Commentary
PCI is performed in about 20% of patients with atrial fibrillation. These patients require dual antiplatelet therapy to prevent ischemic events, combined with long-term anticoagulation to prevent stroke due to atrial fibrillation. Because the combination of anticoagulation and antiplatelet therapy is associated with a higher risk of bleeding, balancing the risk and benefit of dual antiplatelet therapy and anticoagulation in this population is crucial.
Previous studies have assessed the risk and benefit associated with anticoagulation and antiplatelet therapy. When warfarin plus clopidogrel (double therapy) was compared with warfarin, aspirin, and clopidogrel (triple therapy) in patients with acute coronary syndromes and stable ischemic coronary disease undergoing PCI, use of clopidogrel without aspirin (double therapy) was associated with a significant reduction in bleeding complications (19.4% versus 44.4%, HR, 0.36; 95% CI, 0.26-0.20; P < 0.0001) without increasing thrombotic events.1 Recent studies have compared triple therapy with warfarin to double therapy using direct oral anticoagulants (DOAC). The PIONEER AF-PCI study, which compared low-dose rivaroxaban (15 mg once daily) plus a P2Y12 inhibitor to vitamin K antagonist plus dual antiplatelet therapy, found that the rates of clinically significant bleeding were lower in the low-dose rivaroxaban group compared to the triple-therapy group with a vitamin K antagonist (16.8% versus 26.7%; HR, 0.59; 95% CI, 0.47-0.76; P < 0.001).2 Similarly, the RE-DUAL PCI studied dabigatran and showed that the dual therapy group with dabigatran had a lower incidence of major or clinically relevant nonmajor bleeding events during follow-up compared to triple therapy including a vitamin K antagonist (15.4% versus 26.9%; HR, 0.52; 95% CI, 0.42-0.63; P < 0.001).3
In this context, Lopes at al investigated the clinical question of dual therapy versus triple therapy by performing a well-designed randomized clinical trial. In this trial with a 2-by-2 factorial design, the authors studied the effect of apixaban compared to vitamin K antagonist and the effect of aspirin compared to placebo. Major or clinically relevant nonmajor bleeding occurred in 10.5% of patients receiving apixaban, as compared to 14.7% of those receiving a vitamin K antagonist (HR 0.69; 95% CI, 0.58-0.81; P < 0.001). The incidence of major or clinically relevant nonmajor bleeding was higher in patients receiving aspirin than in those receiving placebo (16.1% versus 9.0%; HR, 1.89; 95% CI, 1.59-2.24; P < 0.001). Patients in the apixaban group had a lower incidence of death or hospitalization than those in the vitamin K antagonist group (23.5% versus 27.4%; HR, 0.83; 95% CI, 0.74-0.93; P = 0.002). The incidence of ischemic events was similar between the apixaban group and vitamin K antagonist group and between the aspirin group and placebo group.

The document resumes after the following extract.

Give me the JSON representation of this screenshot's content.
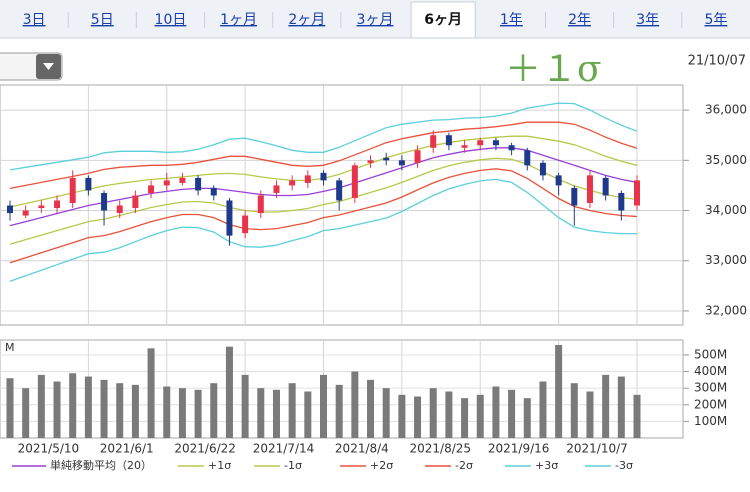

The strengths of this current study include the large number of patients it enrolled. Taking the results from the PIONEER-AF, RE-DUAL PCI, and AUGUSTUS trials, it is clear that DOAC reduces the risk of bleeding compared to vitamin K antagonist. In addition, the AUGUSTUS trial was the first that evaluated the effect of aspirin in patients treated with DOAC and antiplatelet therapy. Aspirin was associated with increased risk of bleeding, with a similar rate of ischemic events compared to placebo.
The AUGUSTUS trial has several limitations. Although the incidence of ischemic events was similar between the apixaban group and the vitamin K antagonist group, the study was not powered to evaluate for individual ischemic outcomes. However, there was no clear evidence of an increase in harm. Since more than 90% of P2Y12 inhibitors used were clopidogrel, the safety and efficacy of combining apixaban with ticagrelor or prasugrel will require further study.